ABSTRACT
The advent of the pan-genome era has unraveled previously unknown genetic variation existing within diverse crop plants including rice. This untapped genetic variation is believed to account for a major portion of phenotypic variation existing in crop plants and might be responsible for missing heritability. However, the use of conventional single reference-guided genotyping often fails to capture large portion of this genetic variation leading to a reference bias. This makes it difficult to identify and utilize novel population/cultivar-specific genes for crop improvement. To overcome this challenge, we developed a rice pan-genome genotyping array (RPGA) includes 80K genome-wide SNPs which provides simple, user-friendly and cost-effective solution for rapid pan-genome-based genotyping in rice. The GWAS conducted using RPGA-SNP genotyping data of a rice diversity panel detected total of 42 loci, including previously known as well as novel genomic loci regulating grain size/weight traits in rice. Eight of the identified trait-associated loci (dispensable loci) could not be detected with conventional single reference genome-based GWAS and found to be missing from the commonly used Nipponbare reference genome.

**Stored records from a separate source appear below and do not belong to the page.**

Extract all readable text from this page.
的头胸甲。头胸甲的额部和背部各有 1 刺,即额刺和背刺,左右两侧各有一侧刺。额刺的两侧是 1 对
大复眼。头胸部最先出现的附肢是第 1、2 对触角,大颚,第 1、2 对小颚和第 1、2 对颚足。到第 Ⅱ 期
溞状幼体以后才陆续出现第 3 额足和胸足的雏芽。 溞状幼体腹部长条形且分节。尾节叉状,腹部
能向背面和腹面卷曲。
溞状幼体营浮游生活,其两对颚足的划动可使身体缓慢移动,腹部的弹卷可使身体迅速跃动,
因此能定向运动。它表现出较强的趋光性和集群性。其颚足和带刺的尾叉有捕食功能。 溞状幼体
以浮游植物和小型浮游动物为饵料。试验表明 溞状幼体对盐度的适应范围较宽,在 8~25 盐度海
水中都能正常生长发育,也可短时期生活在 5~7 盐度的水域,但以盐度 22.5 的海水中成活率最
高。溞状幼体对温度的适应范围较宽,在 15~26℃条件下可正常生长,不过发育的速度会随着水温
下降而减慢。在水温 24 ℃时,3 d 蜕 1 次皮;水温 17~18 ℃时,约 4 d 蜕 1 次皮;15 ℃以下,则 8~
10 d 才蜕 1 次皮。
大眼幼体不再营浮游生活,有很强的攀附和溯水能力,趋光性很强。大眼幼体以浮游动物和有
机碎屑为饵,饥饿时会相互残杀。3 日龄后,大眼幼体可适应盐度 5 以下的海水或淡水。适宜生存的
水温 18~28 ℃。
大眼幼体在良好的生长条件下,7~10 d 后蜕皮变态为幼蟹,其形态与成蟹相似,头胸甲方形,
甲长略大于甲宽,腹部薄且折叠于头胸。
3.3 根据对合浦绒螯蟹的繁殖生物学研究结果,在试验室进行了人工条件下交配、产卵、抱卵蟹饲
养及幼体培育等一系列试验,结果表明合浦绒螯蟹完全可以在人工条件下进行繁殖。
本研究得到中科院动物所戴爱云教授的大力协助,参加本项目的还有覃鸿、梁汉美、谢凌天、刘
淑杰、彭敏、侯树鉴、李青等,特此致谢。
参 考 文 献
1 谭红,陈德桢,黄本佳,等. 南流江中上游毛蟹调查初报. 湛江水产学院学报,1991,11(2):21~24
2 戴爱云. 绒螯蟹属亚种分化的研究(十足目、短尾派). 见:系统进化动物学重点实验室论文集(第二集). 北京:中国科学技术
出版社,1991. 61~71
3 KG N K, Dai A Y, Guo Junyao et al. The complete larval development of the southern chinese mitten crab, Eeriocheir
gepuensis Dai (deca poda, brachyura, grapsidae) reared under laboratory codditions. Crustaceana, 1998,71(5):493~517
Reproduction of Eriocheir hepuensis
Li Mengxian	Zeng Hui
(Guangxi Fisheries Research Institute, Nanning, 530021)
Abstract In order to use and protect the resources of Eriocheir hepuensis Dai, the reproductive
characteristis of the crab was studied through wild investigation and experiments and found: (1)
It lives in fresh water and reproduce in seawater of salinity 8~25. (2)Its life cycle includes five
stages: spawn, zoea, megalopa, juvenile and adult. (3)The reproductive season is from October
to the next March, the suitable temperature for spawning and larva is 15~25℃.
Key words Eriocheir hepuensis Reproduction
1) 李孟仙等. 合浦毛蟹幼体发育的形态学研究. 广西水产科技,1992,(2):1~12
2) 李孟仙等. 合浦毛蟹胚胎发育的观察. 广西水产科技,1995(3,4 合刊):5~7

WD repeat-containing PROTEIN 12 gene underlying one of such dispensable locus on chromosome 7 (qLWR7) along with few other non-dispensable loci was subsequently detected using high-resolution QTL mapping confirming authenticity of RPGA-led GWAS. This demonstrates the potential of RPGA-based genotyping to overcome reference bias. Besides GWAS, the application of RPGA-based genotyping for natural allelic diversity and population structure analysis, seed purity and hybridity testing, ultra-high-density genetic map construction and chromosome level genome assembly, and marker-assisted foreground/background selection was successfully demonstrated. Based on these salient outcomes, a web application (http://www.rpgaweb.com) was also developed to provide easy to use platform for imputation of RPGA-based genotyping data using 3K Rice Reference Panel and subsequent GWAS in order to drive genetic improvement of rice.
Competing Interest Statement
The authors have declared no competing interest.